Ia bilang, IDI merupakan ukuran untuk memotret kualitas perilaku demokrasi pemerintah dan masyarakat di sebuah wilayah. IDI diukur khusus di Indonesia, sehingga berbeda cara pengukurannya dengan indeks-indeks lain yang unit analisisnya antarnegara.
“Telah menjadi rujukan untuk pembangunan politik nasional dan daerah. IDI memiliki keunggulan data dan informasi detail karena dikumpulkan melalui kasus dan data riil.
Dengan data tersebut dinamika kualitas demokrasi lebih mudah dijelaskan dan diintervensi (diperbaiki) oleh pemerintah dan masyarakat. Dalam perjalanannya IDI memperoleh masukan dari akademisi, masyarakat, pemerintah daerah, K/L, hingga dari DPR. Sebagai tindak lanjut masukan-masukan tersebut diinventarisir beriringan dengan evaluasi pada data dan hasil IDI yang telah dihitung,” papar Insaf.
IDI diharapkan dapat menjadi ukuran demokrasi yang sesuai dengan falsafah Pancasila sehingga arah pembangunan
politik Indonesia tidak menyimpang dari ideologi bangsa. Dengan demikian ukuran-ukuran yang digunakan IDI diharapkan mengandung nilai-nilai penting dalam Pancasila.
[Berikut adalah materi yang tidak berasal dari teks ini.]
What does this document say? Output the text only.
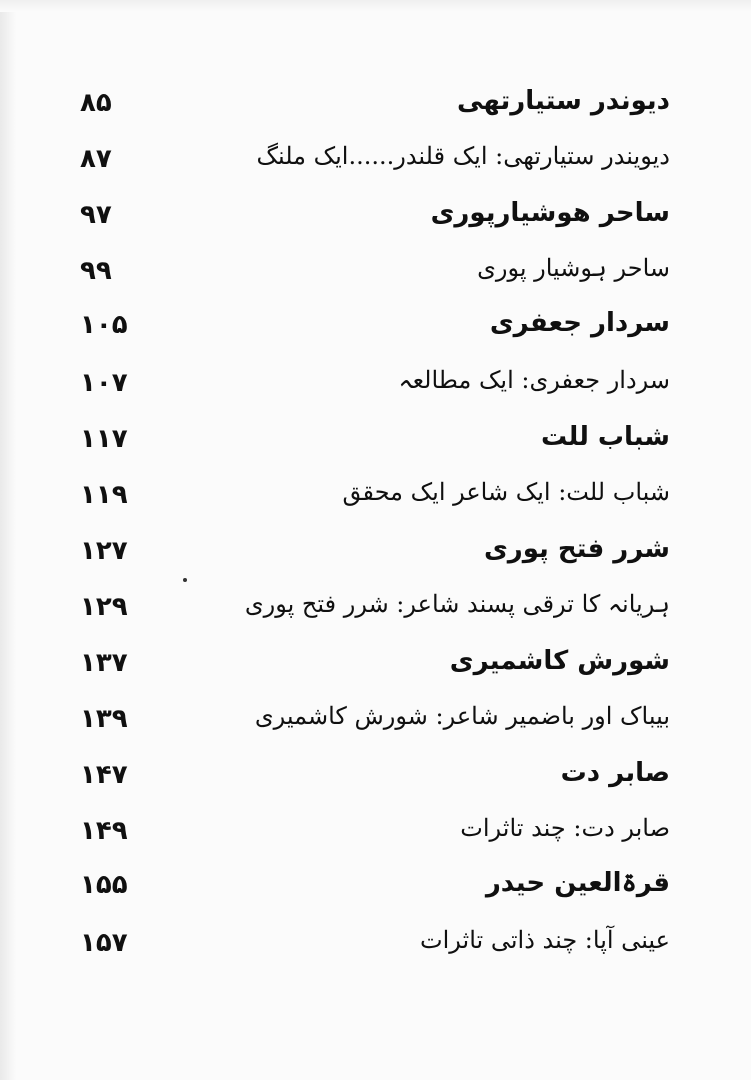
۸۵	دیوندر ستیارتھی
۸۷	دیویندر ستیارتھی: ایک قلندر......ایک ملنگ
۹۷	ساحر ھوشیارپوری
۹۹	ساحر ہوشیار پوری
۱۰۵	سردار جعفری
۱۰۷	سردار جعفری: ایک مطالعہ
۱۱۷	شباب للت
۱۱۹	شباب للت: ایک شاعر ایک محقق
۱۲۷	شرر فتح پوری
۱۲۹	ہریانہ کا ترقی پسند شاعر: شرر فتح پوری
۱۳۷	شورش کاشمیری
۱۳۹	بیباک اور باضمیر شاعر: شورش کاشمیری
۱۴۷	صابر دت
۱۴۹	صابر دت: چند تاثرات
۱۵۵	قرۃالعین حیدر
۱۵۷	عینی آپا: چند ذاتی تاثرات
“Kebebasan proses sejauh mana sektor-sektor yang berbeda memperoleh independensi dan otonomi dari kekuatan politik otoriter lama dan kemudian dapat menetapkan kepentingan mereka sendiri. Kesetaraan proses sejauh mana kelompok minoritas atau pun subaltern secara substansial dapat memiliki akses pada sumber daya di berbagai sektor dan dapat menikmati kesetaraan dalam mengakses sumber daya dan kekuasaan,” terangnya.
“Sumber data berupa dokumen berupa Perda, Pergub, Perbup, surat edaran dan sebagainya, Focus Group Discussion (FGD), Surat Kabar dan Big Data,” tandas Insaf.